Friday, January 16, 2009

Thankful

So, I have been pretty stressed out about school. I mean, I know I am going into a new semester and all, but I have been worried, constantly worried about school, about failing, about, well everything since, oh, I don't know. . . the end of September. Today I finally found out my last grade. I didn't fail. I am still officially in the program. I am still a graduate student at Emerson College. I am still on the road to getting a Master's. I have realized over the past 6 months why I came here. I had the option of going to pretty much any school I wanted to, and I chose Emerson College.
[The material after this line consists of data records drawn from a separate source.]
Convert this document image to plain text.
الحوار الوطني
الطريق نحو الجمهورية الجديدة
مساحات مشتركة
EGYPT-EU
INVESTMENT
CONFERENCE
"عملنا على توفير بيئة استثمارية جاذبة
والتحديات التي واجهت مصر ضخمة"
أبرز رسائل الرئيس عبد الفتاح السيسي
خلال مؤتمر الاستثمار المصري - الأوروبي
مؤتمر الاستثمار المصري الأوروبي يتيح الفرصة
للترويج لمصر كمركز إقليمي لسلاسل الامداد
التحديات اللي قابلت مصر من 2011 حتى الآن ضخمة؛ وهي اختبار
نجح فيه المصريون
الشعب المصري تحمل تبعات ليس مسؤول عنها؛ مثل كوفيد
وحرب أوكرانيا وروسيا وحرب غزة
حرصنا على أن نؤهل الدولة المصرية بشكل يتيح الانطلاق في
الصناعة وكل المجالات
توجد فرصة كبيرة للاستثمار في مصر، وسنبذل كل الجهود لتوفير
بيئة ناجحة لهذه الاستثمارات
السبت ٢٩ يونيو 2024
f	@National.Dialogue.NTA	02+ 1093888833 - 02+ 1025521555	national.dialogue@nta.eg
Not because I wanted to come here, but because first of all, I knew God wanted me in Boston, and second of all I just knew that Emerson was the right school for me. I can remember a dream I had when I was trying to decide between Boston University and Emerson. I can remember in the dream I was going to BU and I just didn't feel right there. Then, i remembered that I could still go to Emerson, I went and found that the people there just made me feel at ease, and that they were willing to work with me. I woke up and knew that if I went to BU I would be alright, but if I went to Emerson I would have people who would help me even when I was having difficulty. Who knew that it would turn out to be as true as it has been. I have had teachers and adviser constantly checking up on me. They have asked me if they can do anything to help me. It seems that I am so cared about, so loved. I mean just today I had a teacher (whose class I failed last semester) tell me that I was a joy, and that she would do anything she could to help me succeed. On Wednesday I had a teacher take an hour just to talk to me about how I was doing. . . and give me a few tips on getting through the classes I am now facing. I am so glad that the Lord led me here, to this place where they actually care about their students. I mean really, is there another graduate school anywhere where the teachers care this much. I can't imagine one. So, when I found out my last grade, instead of crying about getting a B- I cried with joy, and gratitude that I had passed, and that only through the Lord's help I had succeeded in remaining in graduate school. So what can I say, I am thankful.

Wednesday, January 7, 2009

Growing Up

So I turned 25 a couple weeks ago. 25, wow I never thought I would reach this age. Who knew. And the thing is, I feel so young! I don't feel like a 25-year-old, whatever that is supposed to feel like. I mean I can remember when I was young (those were the days) looking at the 25-year-olds and thinking, "wow, 25, that is OLD!" But alas, now I am there, here, even if I don't feel like it. Its so strange to think of all the things that are so different than I expected. I mean, I was sure I would be married with kids by this point in my life (thank heavens I am not). I didn't even know what grad school was (too bad I still don't). I would be living somewhere in California (mmm warmth, that would be nice). I guess things don't always work out how we plan them (not that I really mind). I am so happy with my life so far, I mean sometimes I think it would be nice to have those things I had planned on, but overall I am pretty sure I got the better deal. I have seen the world, I have served my God, I have gained an education, and I have grown. I am thankful to have done so much with my life so far, and am excited to see how it will all turn out (too bad that involves growing up).